Now Iceland's battered economy is claiming one more victim - McDonald's.
Mr. Ogmundsson owns the country's three McDonald's restaurants and he plans to close them all this week. He says Iceland's troubled currency, the krona, is to blame. It has lost almost 70 per cent of its value against the euro in the last 18 months, driving up the cost of imports including the beef, cheese and special sauces Mr. Ogmundsson brings in from Germany.
"With the collapse of the Icelandic krona, our food costs have doubled," he said Monday from Reykjavik. "Business is good, but the bottom line is not sexy."
Mr. Ogmundsson charges about 650 kronur for a Big Mac, roughly $5.50 (U.S.). He said he would have to increase the burger's price by 30 per cent just to cover the added input costs. "We have not been able to increase prices as we would need," he said. "Customers are not willing to pay more."
Most economists don't expect Iceland's economy, or its currency, to recover any time soon. Inflation stands at about 10 per cent, interest rates are 12 per cent and the International Monetary Fund expects the country's economy to shrink by 8.5 per cent this year, the worst among 33 developed nations.
The IMF and other lenders have put together a $10-billion rescue package for Iceland.
No currency has been hammered harder by the financial crisis than the krona, which plunged against all major currencies. While Iceland maintained a floating currency, a handful of other small countries in Latin America and Asia had earlier taken measures to prevent runs on their currencies after crises in the 1980s and 1990s, typically through pegs to the U.S. dollar or euro.
The krona lost 50 per cent of its value against the euro last year, putting it alongside the Zimbabwean dollar and Turkmenistan's manat in terms of poor-performing currencies. It has fallen more than 15 per cent this year despite the government's adoption of some foreign-exchange controls.
McDonald's, which has more than 30,000 restaurants worldwide, doesn't have much confidence in Iceland's sagging economy either. In a statement, McDonald's said "the very challenging economic climate in the country makes it financially prohibitive to continue the business."

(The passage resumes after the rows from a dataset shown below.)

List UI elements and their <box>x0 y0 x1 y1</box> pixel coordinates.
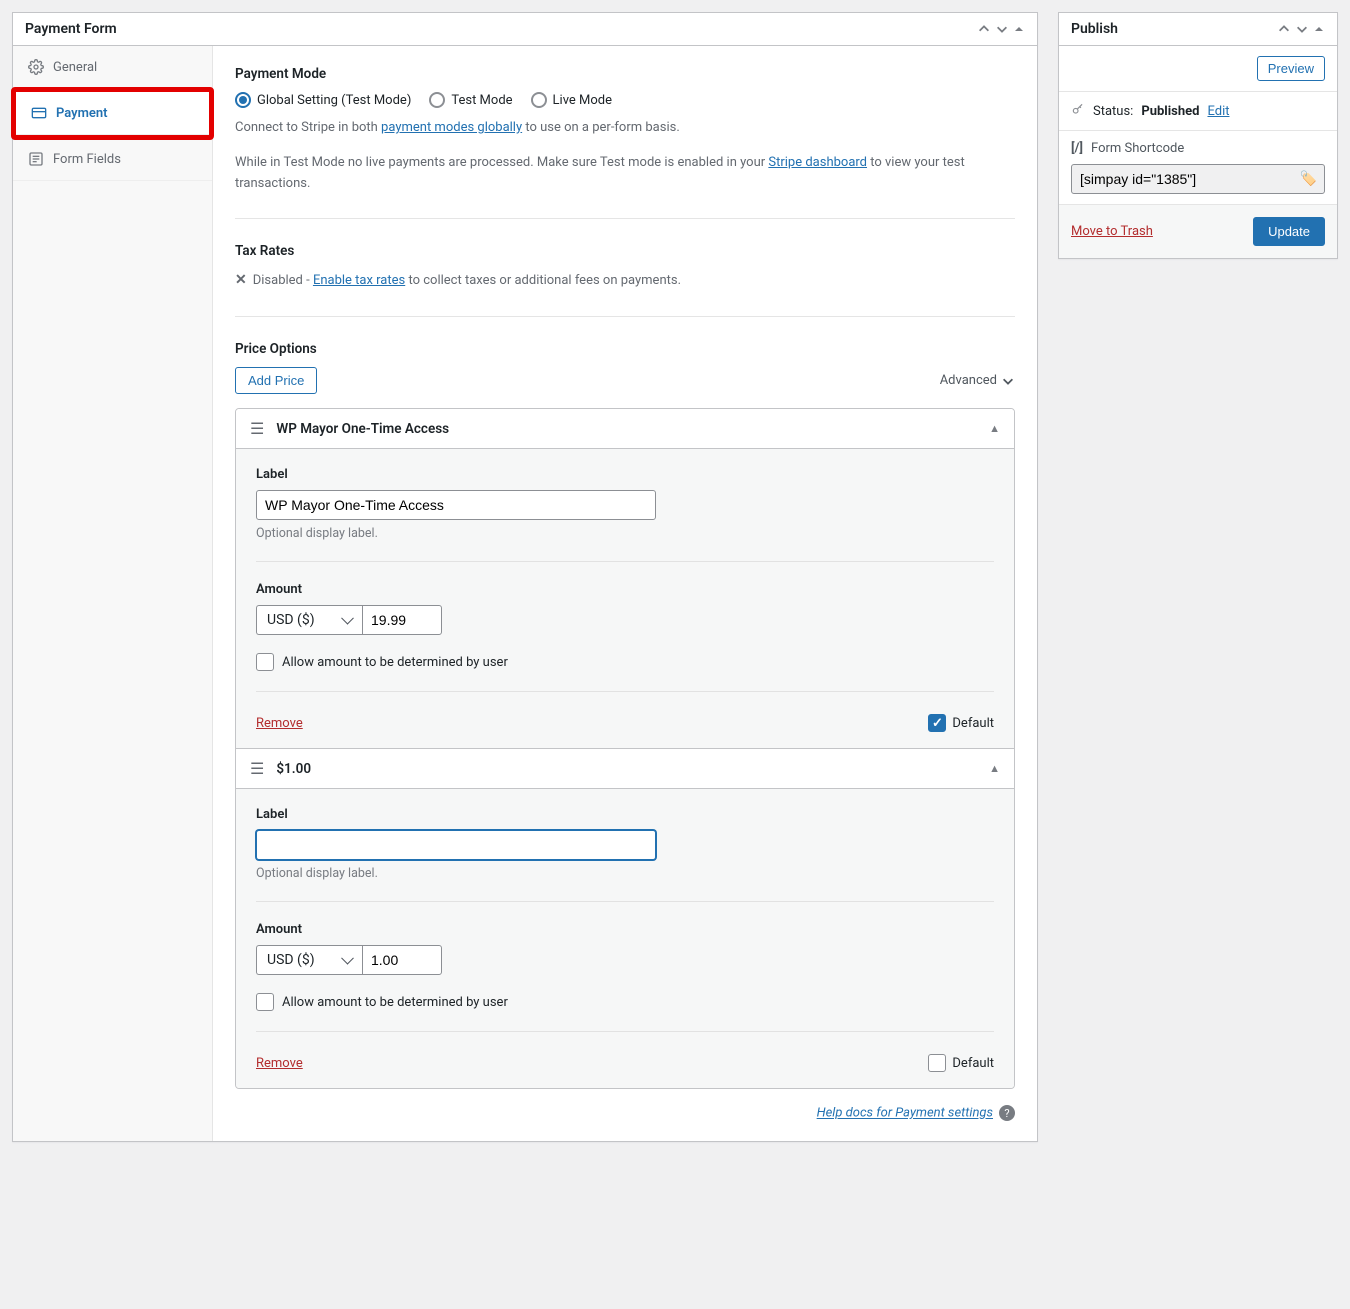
label-heading: Label <box>256 807 994 822</box>
shortcode-input[interactable] <box>1071 164 1325 194</box>
price-item-title: $1.00 <box>276 761 311 777</box>
edit-status-link[interactable]: Edit <box>1207 104 1229 119</box>
tab-general[interactable]: General <box>13 46 212 89</box>
help-icon[interactable]: ? <box>999 1105 1015 1121</box>
currency-select[interactable]: USD ($) <box>256 945 362 975</box>
link-enable-tax[interactable]: Enable tax rates <box>313 273 405 288</box>
preview-button[interactable]: Preview <box>1257 56 1325 81</box>
price-label-input[interactable] <box>256 830 656 860</box>
tab-form-fields[interactable]: Form Fields <box>13 138 212 181</box>
label-help: Optional display label. <box>256 526 994 541</box>
copy-shortcode-icon[interactable]: 🏷️ <box>1300 171 1317 187</box>
price-item-title: WP Mayor One-Time Access <box>276 421 449 437</box>
publish-metabox: Publish Preview Status: Published Edit <box>1058 12 1338 259</box>
remove-price-link[interactable]: Remove <box>256 716 303 731</box>
price-item-header[interactable]: ☰ $1.00 ▲ <box>236 749 1014 789</box>
payment-form-title: Payment Form <box>25 21 117 37</box>
shortcode-label: [/] Form Shortcode <box>1071 141 1325 156</box>
key-icon <box>1071 102 1085 120</box>
payment-mode-radios: Global Setting (Test Mode) Test Mode Liv… <box>235 92 1015 108</box>
highlight-payment-tab: Payment <box>11 87 214 140</box>
collapse-icon[interactable] <box>1313 23 1325 35</box>
payment-tab-content: Payment Mode Global Setting (Test Mode) … <box>213 46 1037 1141</box>
drag-handle-icon[interactable]: ☰ <box>250 419 264 438</box>
collapse-caret-icon[interactable]: ▲ <box>989 762 1000 775</box>
status-label: Status: <box>1093 104 1133 119</box>
move-to-trash-link[interactable]: Move to Trash <box>1071 224 1153 239</box>
default-check[interactable]: Default <box>928 1054 994 1072</box>
amount-input[interactable] <box>362 945 442 975</box>
settings-tabs: General Payment Form Fields <box>13 46 213 1141</box>
status-value: Published <box>1141 104 1199 119</box>
tab-payment[interactable]: Payment <box>16 92 209 135</box>
default-checkbox[interactable] <box>928 1054 946 1072</box>
default-checkbox[interactable] <box>928 714 946 732</box>
allow-user-checkbox[interactable] <box>256 993 274 1011</box>
amount-heading: Amount <box>256 922 994 937</box>
move-down-icon[interactable] <box>995 22 1009 36</box>
payment-mode-help2: While in Test Mode no live payments are … <box>235 153 1015 195</box>
label-help: Optional display label. <box>256 866 994 881</box>
default-label: Default <box>952 716 994 731</box>
radio-global[interactable]: Global Setting (Test Mode) <box>235 92 411 108</box>
currency-select[interactable]: USD ($) <box>256 605 362 635</box>
price-item-header[interactable]: ☰ WP Mayor One-Time Access ▲ <box>236 409 1014 449</box>
price-list: ☰ WP Mayor One-Time Access ▲ Label Optio… <box>235 408 1015 1089</box>
metabox-controls <box>977 22 1025 36</box>
chevron-down-icon <box>1001 374 1015 388</box>
payment-mode-help1: Connect to Stripe in both payment modes … <box>235 118 1015 139</box>
price-options-heading: Price Options <box>235 341 1015 357</box>
tab-general-label: General <box>53 60 97 75</box>
allow-user-label: Allow amount to be determined by user <box>282 655 508 670</box>
allow-user-label: Allow amount to be determined by user <box>282 995 508 1010</box>
radio-test[interactable]: Test Mode <box>429 92 512 108</box>
help-docs-link[interactable]: Help docs for Payment settings <box>817 1106 993 1121</box>
price-item-0: ☰ WP Mayor One-Time Access ▲ Label Optio… <box>236 409 1014 749</box>
gear-icon <box>27 58 45 76</box>
payment-mode-heading: Payment Mode <box>235 66 1015 82</box>
tab-form-fields-label: Form Fields <box>53 152 121 167</box>
tab-payment-label: Payment <box>56 106 108 121</box>
amount-input[interactable] <box>362 605 442 635</box>
label-heading: Label <box>256 467 994 482</box>
move-up-icon[interactable] <box>977 22 991 36</box>
payment-form-metabox: Payment Form General Payme <box>12 12 1038 1142</box>
remove-price-link[interactable]: Remove <box>256 1056 303 1071</box>
collapse-icon[interactable] <box>1013 23 1025 35</box>
price-item-1: ☰ $1.00 ▲ Label Optional display label. … <box>236 749 1014 1088</box>
allow-user-checkbox[interactable] <box>256 653 274 671</box>
x-icon: ✕ <box>235 272 247 288</box>
collapse-caret-icon[interactable]: ▲ <box>989 422 1000 435</box>
form-icon <box>27 150 45 168</box>
link-payment-modes-globally[interactable]: payment modes globally <box>381 120 522 135</box>
amount-heading: Amount <box>256 582 994 597</box>
update-button[interactable]: Update <box>1253 217 1325 246</box>
default-label: Default <box>952 1056 994 1071</box>
drag-handle-icon[interactable]: ☰ <box>250 759 264 778</box>
price-label-input[interactable] <box>256 490 656 520</box>
status-row: Status: Published Edit <box>1059 92 1337 131</box>
move-down-icon[interactable] <box>1295 22 1309 36</box>
default-check[interactable]: Default <box>928 714 994 732</box>
tax-status: ✕Disabled - Enable tax rates to collect … <box>235 269 1015 292</box>
publish-title: Publish <box>1071 21 1118 37</box>
add-price-button[interactable]: Add Price <box>235 367 317 394</box>
credit-card-icon <box>30 104 48 122</box>
shortcode-icon: [/] <box>1071 141 1083 156</box>
radio-live[interactable]: Live Mode <box>531 92 612 108</box>
help-docs: Help docs for Payment settings? <box>235 1105 1015 1121</box>
advanced-toggle[interactable]: Advanced <box>940 373 1015 388</box>
link-stripe-dashboard[interactable]: Stripe dashboard <box>768 155 867 170</box>
move-up-icon[interactable] <box>1277 22 1291 36</box>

Monday's announcement ends 16 years of McDonald's in Iceland. The first restaurant was opened in Reykjavik in 1993 by then-prime minister David Oddsson, who took a big bite out of a Big Mac. That might have been a bad omen. Mr. Oddsson went on to become the head of the country's central bank and he has been widely blamed for the country's financial problems. The public bitterness got so bad this year Mr. Oddsson was forced from office and had to travel with a team of bodyguards.
McDonald's is not the only burger chain to fall victim to Iceland's ailing economy. Burger King has also pulled out. There are other fast food chains in the country, such as Pizza Hut, KFC and Taco Bell, but they rely more on local supplies instead of costly imports.
Mr. Ogmundsson said his customers will be sad to see the end of Ronald McDonald. But he offered some hope to burger-starved patrons. He plans to convert the restaurants into a new chain called Metro. They will have "very similar products like McDonald's," he said.
Not everyone in the country, which has a population of 320,000, is mourning the loss of the golden arches. History teacher and blogger Pall Vilhjalmsson joked that the feeble krona managed to do what seemed impossible, bring down an American icon.
The krona has "taken down the mighty symbol of American imperialism, The McDonald's," Mr. Vilhjalmsson said in an e-mail from Reykjavik.
He added that "the word on the street is that Starbucks is a 21st century edition of American imperialism. Alas, we do not have Starbucks in Iceland."